The Company has conditionally agreed to acquire the entire issued share capital of Coastal Genomics for a total consideration of up to US$13.5 million, comprising initial consideration of US$3 million in cash and US$2.5 million in equity, and contingent consideration of up to US$8.0 million payable in cash and equity.

Key investment highlights of the Acquisition include:

• offering complementary DNA sample preparation technology which enables customers to choose and use Yourgene for a wider range of diagnostic and genomics solutions;
• adding core IP-based technology which is key for the future genomic diagnostic industry, especially NIPT and Oncology, and expanding Yourgene’s technology portfolio with a further 5 patents in 13 jurisdictions;
• opportunities to grow the Company’s blue-chip customer base and industry partners, in particular in the US;
• the ability to offer cost-effective, automated solutions for repeatability and laboratory efficiency;
• increasing its geographical penetration in the US and Canada, supplementing existing coverage in the UK, Europe, MEA and Asia;
• the ability to accelerate the Company’s diversification into the oncology market and provide access to the DNA sample preparation market. Yourgene was an early adopter of this technology which is now core to both Thermo and Illumina NIPT platforms, offering a valuable differentiator to our customer base;
• opportunity for reagent pull and margin improvement from utilising the Company's reagent manufacture capability;
• Yourgene is the only NIPT company of its direct competitors to utilise the technology during the NGS workflow;
• leverage the Company's technical and regulatory expertise and partnerships to extend the Company's genetic testing offering; and
• fragmented market with minimal medium-sized entities, presents opportunity for consolidation.

The Board believes that Coastal Genomics’ business is at an inflexion point following technology validation phases with its strategic blue-chip commercial partners. The Company was an early adopter of the technology used by Coastal Genomics, has spent over two years evaluating this technology (and has a non-exclusive supply agreement to provide Lightbench), has already embedded it into its own products, IONA® Nx NIPT Workflow and Sage™ 32plex, and has trained the Company’s technology team on frontline Lightbench Platform support.

The Placing

The net proceeds of the Placing will be used to fund the initial cash consideration for the Acquisition and provide additional general working capital to the acquired business and the enlarged group.

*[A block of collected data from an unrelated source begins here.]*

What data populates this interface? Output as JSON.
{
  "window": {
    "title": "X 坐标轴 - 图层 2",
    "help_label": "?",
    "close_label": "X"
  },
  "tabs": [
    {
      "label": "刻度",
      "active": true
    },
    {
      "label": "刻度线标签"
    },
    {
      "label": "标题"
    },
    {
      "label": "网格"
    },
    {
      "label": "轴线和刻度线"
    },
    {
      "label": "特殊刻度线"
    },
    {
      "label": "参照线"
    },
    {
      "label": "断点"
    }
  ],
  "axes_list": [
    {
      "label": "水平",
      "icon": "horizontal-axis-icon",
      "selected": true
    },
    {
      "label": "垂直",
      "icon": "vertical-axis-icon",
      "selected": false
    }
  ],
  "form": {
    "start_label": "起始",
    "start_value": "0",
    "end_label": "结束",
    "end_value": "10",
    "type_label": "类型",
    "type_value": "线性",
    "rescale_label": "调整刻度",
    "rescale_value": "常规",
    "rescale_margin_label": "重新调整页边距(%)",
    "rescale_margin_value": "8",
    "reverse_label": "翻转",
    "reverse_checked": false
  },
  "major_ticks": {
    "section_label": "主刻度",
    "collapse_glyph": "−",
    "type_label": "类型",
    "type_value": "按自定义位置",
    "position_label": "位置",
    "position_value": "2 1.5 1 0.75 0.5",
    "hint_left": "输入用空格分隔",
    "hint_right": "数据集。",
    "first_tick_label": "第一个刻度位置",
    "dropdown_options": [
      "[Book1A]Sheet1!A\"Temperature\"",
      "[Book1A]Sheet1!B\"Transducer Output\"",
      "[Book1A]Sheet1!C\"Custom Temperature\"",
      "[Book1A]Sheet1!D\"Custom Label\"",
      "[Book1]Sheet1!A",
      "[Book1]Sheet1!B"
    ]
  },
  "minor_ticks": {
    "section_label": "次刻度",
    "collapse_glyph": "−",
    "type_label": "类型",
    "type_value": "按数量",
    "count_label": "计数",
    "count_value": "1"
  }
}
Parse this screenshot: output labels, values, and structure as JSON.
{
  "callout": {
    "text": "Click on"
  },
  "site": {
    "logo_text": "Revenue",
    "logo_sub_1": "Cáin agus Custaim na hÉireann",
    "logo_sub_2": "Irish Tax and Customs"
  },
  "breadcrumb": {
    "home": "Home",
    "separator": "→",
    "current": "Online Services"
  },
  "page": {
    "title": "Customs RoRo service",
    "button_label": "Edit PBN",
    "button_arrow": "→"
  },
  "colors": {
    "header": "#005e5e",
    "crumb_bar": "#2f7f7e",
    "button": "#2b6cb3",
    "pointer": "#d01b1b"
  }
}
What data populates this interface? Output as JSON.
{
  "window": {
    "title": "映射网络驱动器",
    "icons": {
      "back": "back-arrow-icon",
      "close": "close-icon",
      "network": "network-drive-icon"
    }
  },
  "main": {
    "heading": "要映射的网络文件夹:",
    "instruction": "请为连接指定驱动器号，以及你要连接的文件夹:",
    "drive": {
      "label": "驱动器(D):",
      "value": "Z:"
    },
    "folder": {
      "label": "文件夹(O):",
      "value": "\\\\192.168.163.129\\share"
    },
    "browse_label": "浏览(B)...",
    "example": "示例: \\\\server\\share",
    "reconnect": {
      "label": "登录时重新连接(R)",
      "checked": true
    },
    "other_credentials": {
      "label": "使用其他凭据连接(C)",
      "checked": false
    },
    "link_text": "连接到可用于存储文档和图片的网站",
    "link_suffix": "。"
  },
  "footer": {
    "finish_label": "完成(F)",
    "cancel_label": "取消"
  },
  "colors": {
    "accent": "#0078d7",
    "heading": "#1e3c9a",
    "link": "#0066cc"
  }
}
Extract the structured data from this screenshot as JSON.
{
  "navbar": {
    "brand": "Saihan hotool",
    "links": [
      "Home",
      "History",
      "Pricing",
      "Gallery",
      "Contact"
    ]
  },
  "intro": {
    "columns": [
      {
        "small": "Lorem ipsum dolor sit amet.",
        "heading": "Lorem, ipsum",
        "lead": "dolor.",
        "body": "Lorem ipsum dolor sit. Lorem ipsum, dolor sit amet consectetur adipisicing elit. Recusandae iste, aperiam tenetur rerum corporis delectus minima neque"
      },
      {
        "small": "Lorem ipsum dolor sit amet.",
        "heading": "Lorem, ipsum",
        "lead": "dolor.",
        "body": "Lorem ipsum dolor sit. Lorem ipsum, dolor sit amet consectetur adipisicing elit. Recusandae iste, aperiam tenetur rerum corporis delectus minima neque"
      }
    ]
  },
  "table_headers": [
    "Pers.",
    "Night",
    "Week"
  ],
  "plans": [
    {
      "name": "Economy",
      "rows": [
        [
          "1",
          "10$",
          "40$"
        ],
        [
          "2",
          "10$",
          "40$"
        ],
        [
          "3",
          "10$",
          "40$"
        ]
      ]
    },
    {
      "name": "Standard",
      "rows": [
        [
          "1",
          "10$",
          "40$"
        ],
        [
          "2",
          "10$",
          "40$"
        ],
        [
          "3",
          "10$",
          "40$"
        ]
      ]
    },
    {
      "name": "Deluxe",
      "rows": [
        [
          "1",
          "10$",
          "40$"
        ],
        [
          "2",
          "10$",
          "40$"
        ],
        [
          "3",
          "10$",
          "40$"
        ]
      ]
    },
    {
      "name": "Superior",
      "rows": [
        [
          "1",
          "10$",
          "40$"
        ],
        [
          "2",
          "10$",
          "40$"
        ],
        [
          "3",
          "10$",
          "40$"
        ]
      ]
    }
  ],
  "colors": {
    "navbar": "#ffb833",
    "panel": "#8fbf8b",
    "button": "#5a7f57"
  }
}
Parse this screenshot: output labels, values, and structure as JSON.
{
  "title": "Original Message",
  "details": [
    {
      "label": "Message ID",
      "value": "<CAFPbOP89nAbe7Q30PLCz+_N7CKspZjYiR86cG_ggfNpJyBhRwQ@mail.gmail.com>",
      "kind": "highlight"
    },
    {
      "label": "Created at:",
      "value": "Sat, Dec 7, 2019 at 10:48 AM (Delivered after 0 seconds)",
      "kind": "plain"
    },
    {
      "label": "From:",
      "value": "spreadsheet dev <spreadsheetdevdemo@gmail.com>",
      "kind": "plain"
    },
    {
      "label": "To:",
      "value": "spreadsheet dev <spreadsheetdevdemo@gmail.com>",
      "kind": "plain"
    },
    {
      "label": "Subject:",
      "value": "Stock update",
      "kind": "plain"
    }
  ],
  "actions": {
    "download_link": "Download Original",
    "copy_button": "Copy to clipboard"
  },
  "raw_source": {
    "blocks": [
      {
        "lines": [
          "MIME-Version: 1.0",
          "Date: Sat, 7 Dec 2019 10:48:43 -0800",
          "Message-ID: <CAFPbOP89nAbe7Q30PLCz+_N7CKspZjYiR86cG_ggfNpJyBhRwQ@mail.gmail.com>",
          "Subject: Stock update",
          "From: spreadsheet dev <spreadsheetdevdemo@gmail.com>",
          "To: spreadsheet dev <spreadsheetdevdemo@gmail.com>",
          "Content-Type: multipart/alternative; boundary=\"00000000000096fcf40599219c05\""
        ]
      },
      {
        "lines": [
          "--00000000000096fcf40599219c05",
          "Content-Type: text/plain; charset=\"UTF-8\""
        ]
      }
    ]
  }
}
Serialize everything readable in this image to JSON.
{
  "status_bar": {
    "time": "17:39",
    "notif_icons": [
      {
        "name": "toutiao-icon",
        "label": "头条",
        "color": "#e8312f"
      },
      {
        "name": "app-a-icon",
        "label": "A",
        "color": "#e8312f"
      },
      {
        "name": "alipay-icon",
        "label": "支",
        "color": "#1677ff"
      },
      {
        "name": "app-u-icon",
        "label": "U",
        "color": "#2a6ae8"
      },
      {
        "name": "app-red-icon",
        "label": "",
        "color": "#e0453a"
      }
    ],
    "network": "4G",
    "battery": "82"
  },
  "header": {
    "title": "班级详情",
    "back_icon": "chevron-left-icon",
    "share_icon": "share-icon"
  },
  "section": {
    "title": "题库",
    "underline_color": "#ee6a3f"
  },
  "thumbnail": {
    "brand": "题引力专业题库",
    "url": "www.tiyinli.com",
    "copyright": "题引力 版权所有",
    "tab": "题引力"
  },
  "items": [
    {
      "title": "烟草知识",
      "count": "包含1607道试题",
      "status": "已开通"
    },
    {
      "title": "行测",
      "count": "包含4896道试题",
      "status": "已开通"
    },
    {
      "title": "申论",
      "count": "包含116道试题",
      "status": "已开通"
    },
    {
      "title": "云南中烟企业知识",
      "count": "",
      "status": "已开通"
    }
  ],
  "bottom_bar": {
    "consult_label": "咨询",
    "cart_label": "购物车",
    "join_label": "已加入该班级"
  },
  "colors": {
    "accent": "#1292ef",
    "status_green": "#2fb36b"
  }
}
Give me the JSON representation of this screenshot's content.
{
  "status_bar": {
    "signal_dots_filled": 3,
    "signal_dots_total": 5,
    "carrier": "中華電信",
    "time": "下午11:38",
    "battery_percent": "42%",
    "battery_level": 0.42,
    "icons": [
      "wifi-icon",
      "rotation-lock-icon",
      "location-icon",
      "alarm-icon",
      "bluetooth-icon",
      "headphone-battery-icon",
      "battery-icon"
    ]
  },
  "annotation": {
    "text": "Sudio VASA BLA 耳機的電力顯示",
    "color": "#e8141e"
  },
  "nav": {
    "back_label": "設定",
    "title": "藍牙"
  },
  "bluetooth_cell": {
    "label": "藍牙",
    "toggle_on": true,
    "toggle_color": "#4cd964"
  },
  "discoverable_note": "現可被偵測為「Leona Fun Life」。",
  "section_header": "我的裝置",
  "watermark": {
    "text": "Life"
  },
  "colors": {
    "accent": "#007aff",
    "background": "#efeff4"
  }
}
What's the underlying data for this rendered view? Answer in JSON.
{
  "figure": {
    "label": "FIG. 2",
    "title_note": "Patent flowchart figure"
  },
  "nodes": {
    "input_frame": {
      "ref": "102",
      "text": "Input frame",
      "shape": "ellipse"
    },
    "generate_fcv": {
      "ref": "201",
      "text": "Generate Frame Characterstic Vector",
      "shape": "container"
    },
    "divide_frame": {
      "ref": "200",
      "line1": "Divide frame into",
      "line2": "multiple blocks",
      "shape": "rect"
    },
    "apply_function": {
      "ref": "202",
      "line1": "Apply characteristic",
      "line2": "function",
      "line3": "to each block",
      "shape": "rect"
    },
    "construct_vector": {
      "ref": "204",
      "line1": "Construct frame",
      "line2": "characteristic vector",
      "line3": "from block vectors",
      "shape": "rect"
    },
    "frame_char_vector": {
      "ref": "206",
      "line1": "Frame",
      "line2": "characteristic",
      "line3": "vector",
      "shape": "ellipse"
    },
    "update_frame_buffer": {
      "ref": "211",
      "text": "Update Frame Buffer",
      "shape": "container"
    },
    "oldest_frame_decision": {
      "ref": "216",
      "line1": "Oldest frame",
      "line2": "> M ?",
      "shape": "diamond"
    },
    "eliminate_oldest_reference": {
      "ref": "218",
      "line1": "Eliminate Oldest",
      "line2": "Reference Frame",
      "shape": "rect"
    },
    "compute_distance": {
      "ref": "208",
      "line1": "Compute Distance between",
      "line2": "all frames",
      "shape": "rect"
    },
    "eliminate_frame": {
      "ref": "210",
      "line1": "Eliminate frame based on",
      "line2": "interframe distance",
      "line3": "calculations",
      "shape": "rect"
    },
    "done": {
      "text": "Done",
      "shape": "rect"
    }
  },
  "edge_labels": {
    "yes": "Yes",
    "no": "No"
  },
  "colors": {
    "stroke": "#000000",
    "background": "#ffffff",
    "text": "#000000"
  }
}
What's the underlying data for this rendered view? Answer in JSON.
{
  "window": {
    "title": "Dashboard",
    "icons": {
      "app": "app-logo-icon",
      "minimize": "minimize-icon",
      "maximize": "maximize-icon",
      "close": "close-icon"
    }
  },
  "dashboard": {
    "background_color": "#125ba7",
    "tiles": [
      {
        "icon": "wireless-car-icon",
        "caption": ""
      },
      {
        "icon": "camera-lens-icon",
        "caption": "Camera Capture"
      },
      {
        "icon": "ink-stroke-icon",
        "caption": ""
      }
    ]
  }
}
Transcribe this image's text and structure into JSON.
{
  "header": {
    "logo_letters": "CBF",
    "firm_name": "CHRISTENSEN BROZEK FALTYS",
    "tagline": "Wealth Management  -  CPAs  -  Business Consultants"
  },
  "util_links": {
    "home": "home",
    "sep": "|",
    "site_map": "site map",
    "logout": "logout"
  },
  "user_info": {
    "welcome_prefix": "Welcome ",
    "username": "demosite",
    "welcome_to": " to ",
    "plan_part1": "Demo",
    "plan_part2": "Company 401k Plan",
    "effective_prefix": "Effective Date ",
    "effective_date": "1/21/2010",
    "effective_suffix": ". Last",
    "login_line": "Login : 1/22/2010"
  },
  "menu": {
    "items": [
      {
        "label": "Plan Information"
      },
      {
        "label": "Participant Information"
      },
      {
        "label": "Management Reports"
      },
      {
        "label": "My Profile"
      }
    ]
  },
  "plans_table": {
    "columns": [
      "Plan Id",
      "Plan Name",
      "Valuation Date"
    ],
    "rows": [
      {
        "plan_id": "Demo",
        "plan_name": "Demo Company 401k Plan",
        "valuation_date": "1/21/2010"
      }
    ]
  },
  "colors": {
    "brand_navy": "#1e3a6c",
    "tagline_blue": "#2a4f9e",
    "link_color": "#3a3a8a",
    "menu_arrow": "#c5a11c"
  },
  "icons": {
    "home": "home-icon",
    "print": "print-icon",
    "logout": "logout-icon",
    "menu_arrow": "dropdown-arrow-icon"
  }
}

The Acquisition is conditional on the admission of the Placing Shares to trading on AIM, a market operated by the LSE ("AIM") becoming effective ("Admission"), and also on procedural completion steps. The Placing is not conditional on the Acquisition completing. The Placing may therefore complete while the Acquisition does not, or the Acquisition completion is delayed. In the unlikely event that Admission becomes effective but the Acquisition does not complete or is delayed, the Company's current intention is to redeploy the portion of proceeds to be used for the Acquisition into the organic and inorganic growth opportunities described above.

Background to Coastal Genomics and the Acquisition

Coastal Genomics is an ISO 9001 accredited, Vancouver-based sample preparation technology company with proprietary ownership of Ranger® Technology, facilitating cfDNA (circulating free DNA) with primary applications in NIPT (non-invasive prenatal testing) and in oncology.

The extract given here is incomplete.